Frametail
Benchmarks

Regression detection

Automatically detect scorer performance drops between benchmark runs.

When you re-run a benchmark after changing a model, prompt, or system, Frametail automatically compares the results against the previous run and flags any scorer regressions — indicating a performance drop worth investigating.

Viewing regressions

On the benchmark detail page, a regression banner appears at the top if any scorers dropped since the previous run:

  • Green checkmark — No regressions detected (all scorers stable or improved).
  • Yellow warning — N scorers regressed. The banner shows each scorer's before→after score and the delta.

Click into the run to inspect which samples drove the regression.

How regressions are detected

Frametail compares the average score per scorer across all samples:

  • Baseline = most recent completed run of this evaluation
  • Candidate = current run
  • Regression threshold = 0.05 (5 percentage points) by default

If candidate_average − baseline_average ≤ −0.05, the scorer is flagged as regressed.

Example:

  • Baseline Factuality: 0.92 (92 samples average)
  • Candidate Factuality: 0.85
  • Delta: −0.07 → regressed (dropped > 5%)

Programmatic access

Query regressions server-side via the GraphQL / REST API:

# Compare a run to its predecessor (same evaluation)
curl -X POST https://api.frametail.io/graphql \
  -H "Authorization: Bearer $API_KEY" \
  -d '{
    "query": "query { benchmarkRegressionVsPrevious(benchmarkId: \"...\") { baseline { scorerAverages } candidate { scorerAverages } deltas { scorerId delta } regressions { scorerId baseline candidate delta } } }"
  }'

Or compare any two runs manually:

# Compare baseline run to candidate run
curl -X POST https://api.frametail.io/graphql \
  -H "Authorization: Bearer $API_KEY" \
  -d '{
    "query": "query { benchmarkCompare(baselineId: \"...\", candidateId: \"...\") { deltas { scorerId baseline candidate delta } regressions { ... } } }"
  }'

Customizing the threshold

Use a stricter or more lenient threshold:

curl -X POST https://api.frametail.io/graphql \
  -H "Authorization: Bearer $API_KEY" \
  -d '{
    "query": "query { benchmarkRegressionVsPrevious(benchmarkId: \"...\", regressionThreshold: 0.10) { ... } }"
  }'

Default is 0.05 (5%).
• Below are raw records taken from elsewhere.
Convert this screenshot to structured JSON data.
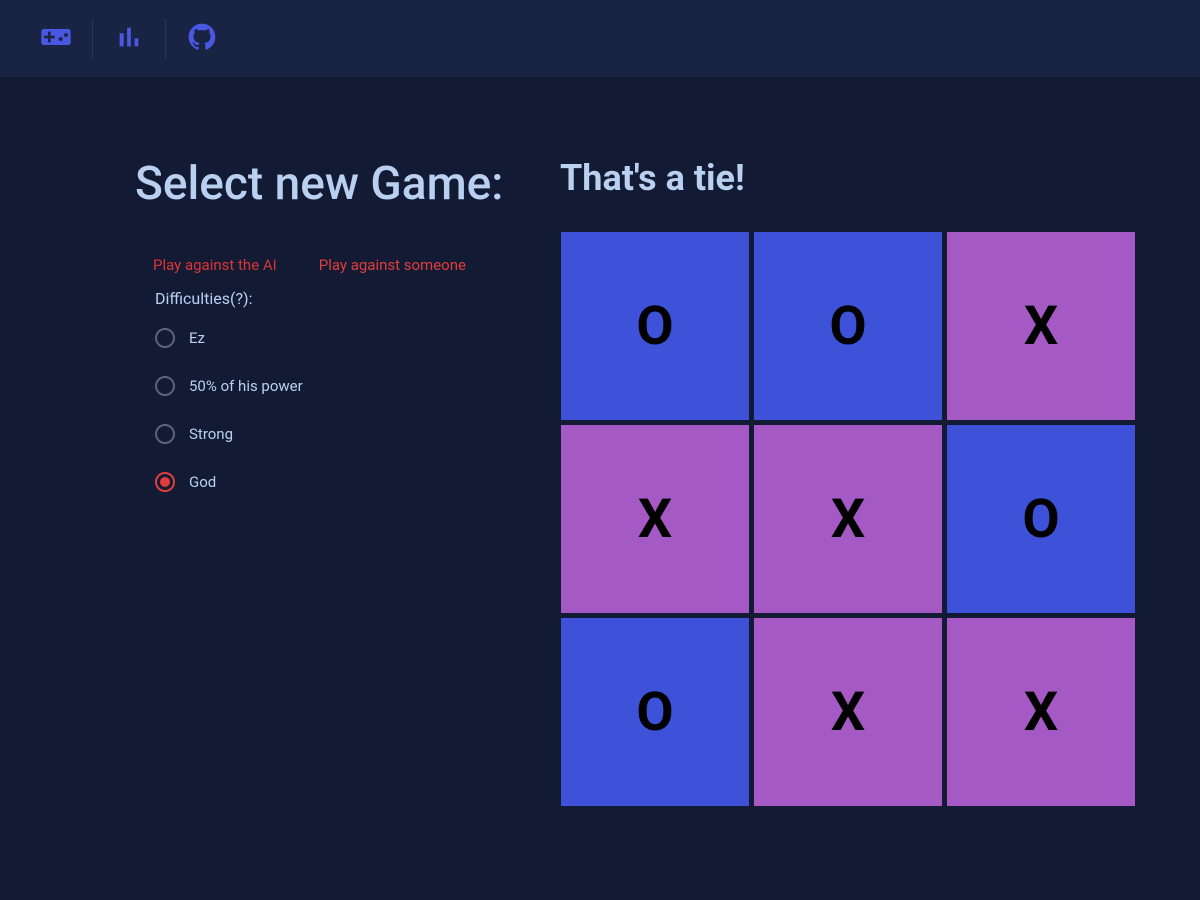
{
  "header": {
    "nav_items": [
      "games",
      "stats",
      "github"
    ]
  },
  "page_title": "Select new Game:",
  "modes": {
    "ai_label": "Play against the AI",
    "someone_label": "Play against someone"
  },
  "difficulties": {
    "label": "Difficulties(?):",
    "options": [
      {
        "label": "Ez",
        "selected": false
      },
      {
        "label": "50% of his power",
        "selected": false
      },
      {
        "label": "Strong",
        "selected": false
      },
      {
        "label": "God",
        "selected": true
      }
    ]
  },
  "game": {
    "status": "That's a tie!",
    "board": [
      {
        "mark": "O",
        "type": "o"
      },
      {
        "mark": "O",
        "type": "o"
      },
      {
        "mark": "X",
        "type": "x"
      },
      {
        "mark": "X",
        "type": "x"
      },
      {
        "mark": "X",
        "type": "x"
      },
      {
        "mark": "O",
        "type": "o"
      },
      {
        "mark": "O",
        "type": "o"
      },
      {
        "mark": "X",
        "type": "x"
      },
      {
        "mark": "X",
        "type": "x"
      }
    ]
  }
}
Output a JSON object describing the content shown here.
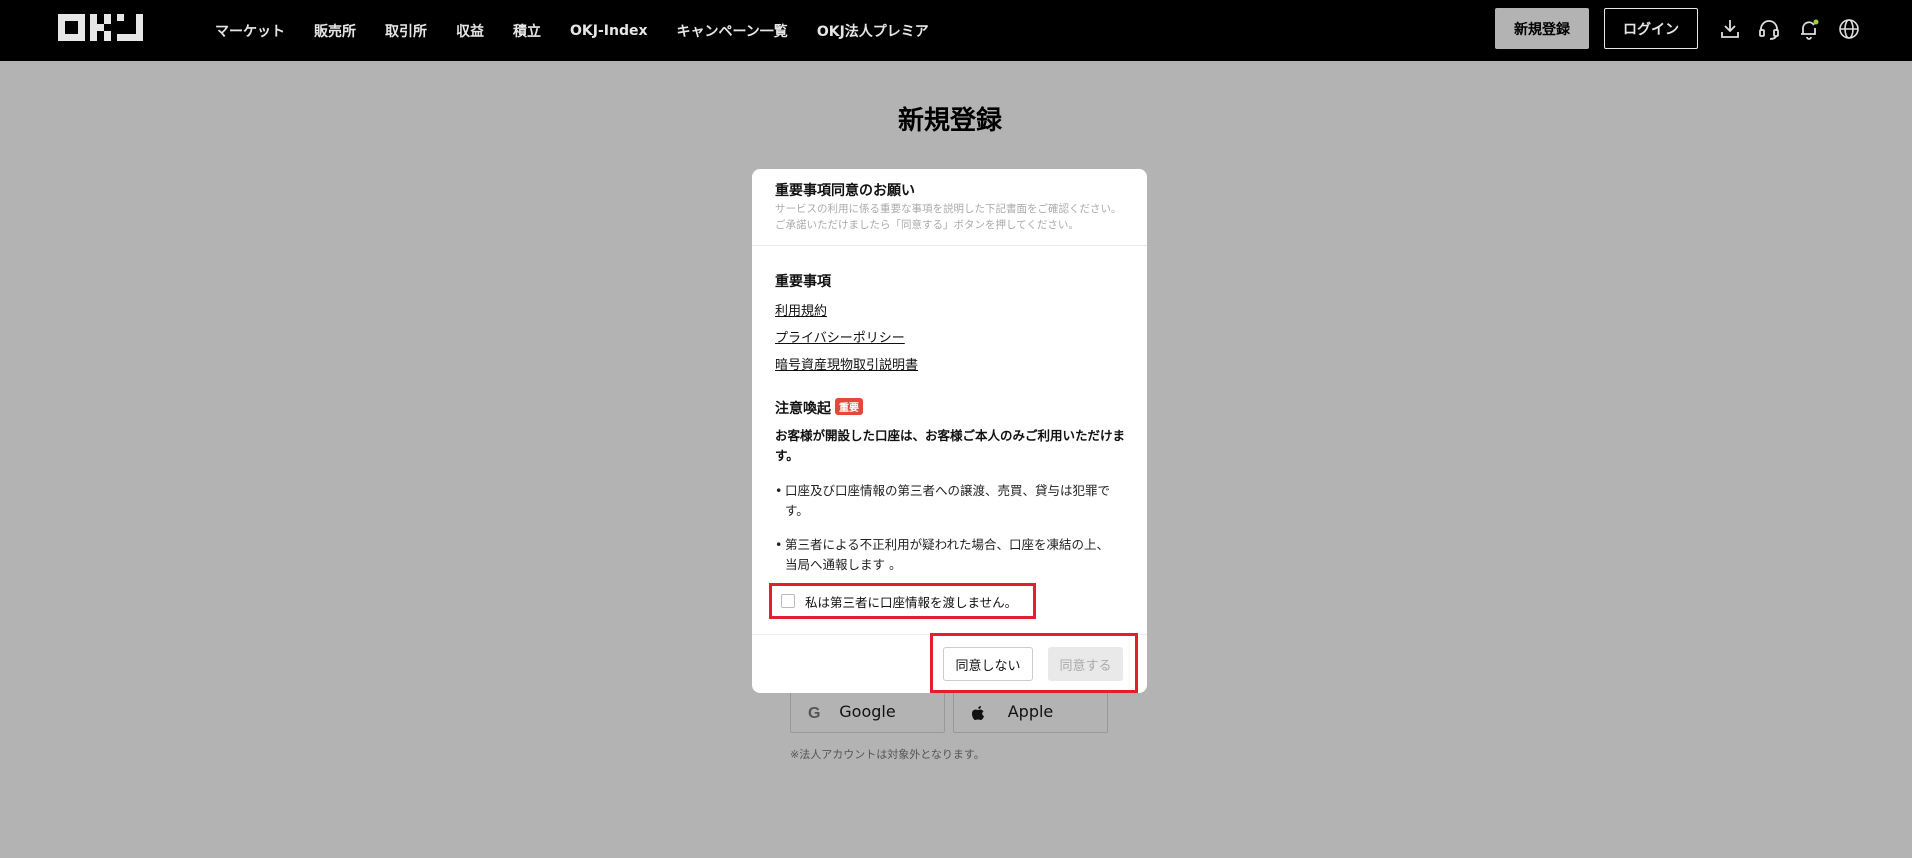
{
  "header": {
    "logo": "OKJ",
    "nav": [
      "マーケット",
      "販売所",
      "取引所",
      "収益",
      "積立",
      "OKJ-Index",
      "キャンペーン一覧",
      "OKJ法人プレミア"
    ],
    "signup_label": "新規登録",
    "login_label": "ログイン",
    "icons": [
      "download-icon",
      "headset-icon",
      "bell-icon",
      "globe-icon"
    ]
  },
  "page": {
    "title": "新規登録",
    "social": {
      "google_label": "Google",
      "apple_label": "Apple"
    },
    "note": "※法人アカウントは対象外となります。"
  },
  "modal": {
    "title": "重要事項同意のお願い",
    "subtitle": "サービスの利用に係る重要な事項を説明した下記書面をご確認ください。ご承諾いただけましたら「同意する」ボタンを押してください。",
    "important_title": "重要事項",
    "links": [
      "利用規約",
      "プライバシーポリシー",
      "暗号資産現物取引説明書"
    ],
    "caution_title": "注意喚起",
    "caution_badge": "重要",
    "caution_bold": "お客様が開設した口座は、お客様ご本人のみご利用いただけます。",
    "bullets": [
      "口座及び口座情報の第三者への譲渡、売買、貸与は犯罪です。",
      "第三者による不正利用が疑われた場合、口座を凍結の上、当局へ通報します 。"
    ],
    "checkbox_label": "私は第三者に口座情報を渡しません。",
    "checkbox_checked": false,
    "disagree_label": "同意しない",
    "agree_label": "同意する"
  },
  "colors": {
    "header_bg": "#000000",
    "overlay_bg": "#b3b3b3",
    "highlight": "#e0202e",
    "badge": "#e5483b"
  }
}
Common alternatives:

  • 0.03 — Very strict (catch small drops)
  • 0.10 — Lenient (only flag large regressions)

Integrations

You can hook Frametail regression alerts into your CI/CD pipeline:

  1. After a benchmark run completes, fetch benchmarkRegressionVsPrevious.
  2. If regressions.length > 0, fail the workflow or send a Slack/Teams notification.
  3. Optionally block a deployment until regressions are resolved.

Example GitHub Actions snippet:

- name: Check for benchmark regressions
  run: |
    RESULT=$(curl -X POST https://api.frametail.io/graphql \
      -H "Authorization: Bearer ${{ secrets.FRAMETAIL_API_KEY }}" \
      -d "{\"query\": \"query { benchmarkRegressionVsPrevious(benchmarkId: \\\"${{ env.BENCHMARK_ID }}\\\") { regressions { scorerId } } }\"}")
    
    REGRESSION_COUNT=$(echo "$RESULT" | jq '.data.benchmarkRegressionVsPrevious.regressions | length')
    if [ "$REGRESSION_COUNT" -gt 0 ]; then
      echo "❌ $REGRESSION_COUNT scorer(s) regressed!"
      exit 1
    fi
    echo "✅ No regressions detected."

For longer-term trend analysis, store historical averages:

# Fetch scorer averages for a specific run (without comparing)
curl -X POST https://api.frametail.io/graphql \
  -H "Authorization: Bearer $API_KEY" \
  -d '{
    "query": "query { benchmarkSummary(benchmarkId: \"...\") { rowCount scorerAverages { scorerId average scored total } } }"
  }'

Collect these over time to build a performance dashboard and spot trends before they become regressions.